The biggest headache for me is the time sink. It eats up too much time. And the timing between the different parts is atrocious. If I didn’t lose between 5 to 15 minutes between each transfer the whole trip would only be about 15 minutes longer than driving myself. The best idea I ever heard for mass transit/public transit was generally referred to as something like bubble cars. The basic idea being that you would get into a “car” or a “bubble” or whatever they wanted to call the small vehicle. It would usually seat between 2 and 4 people. You would program your destination, and the vehicle would take off, traveling along rails or tubes or whatever. The tube or rail system would be dedicated to these little “cars,” no other traffic allowed. As a passenger you couldn’t control the speed (some authors imagined emergency brakes), the vehicle would be at least partially centrally controlled. It would travel along the rails/tubes with other cars all moving at the same speed, like a fast moving conga line. Vehicles exiting the line only to transfer to other lines or to exit at a station. Really advanced versions would actually take you right to the door of wherever you were going.

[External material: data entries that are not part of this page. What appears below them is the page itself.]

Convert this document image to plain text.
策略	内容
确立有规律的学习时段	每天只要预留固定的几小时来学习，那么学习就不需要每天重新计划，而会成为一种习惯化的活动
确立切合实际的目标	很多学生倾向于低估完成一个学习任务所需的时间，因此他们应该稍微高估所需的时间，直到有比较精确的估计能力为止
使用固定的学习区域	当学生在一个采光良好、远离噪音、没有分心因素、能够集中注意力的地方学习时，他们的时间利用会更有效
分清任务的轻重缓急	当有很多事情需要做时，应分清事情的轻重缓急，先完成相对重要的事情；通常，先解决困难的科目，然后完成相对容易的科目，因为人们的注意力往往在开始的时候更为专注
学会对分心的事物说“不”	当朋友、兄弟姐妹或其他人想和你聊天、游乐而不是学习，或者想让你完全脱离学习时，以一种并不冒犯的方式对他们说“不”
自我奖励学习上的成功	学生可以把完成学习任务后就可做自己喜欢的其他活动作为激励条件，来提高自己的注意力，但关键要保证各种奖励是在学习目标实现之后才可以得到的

The nice thing about a system like that is that it would eliminate the transfer delays. Cutting down on the additional time eaten up. There’d still be some time lost (probably to congestion or other problems). And of course it would still be just as expensive, perhaps more so.
It’s not exactly self-driving cars. Personally I think bubble cars or rail cars are a better idea. Particularly with our current level of technology. Keep the computer controlled away from the human controlled. I’m not yet convinced they’re ever going to work well together. I’ve known too many people and used too many computer programs.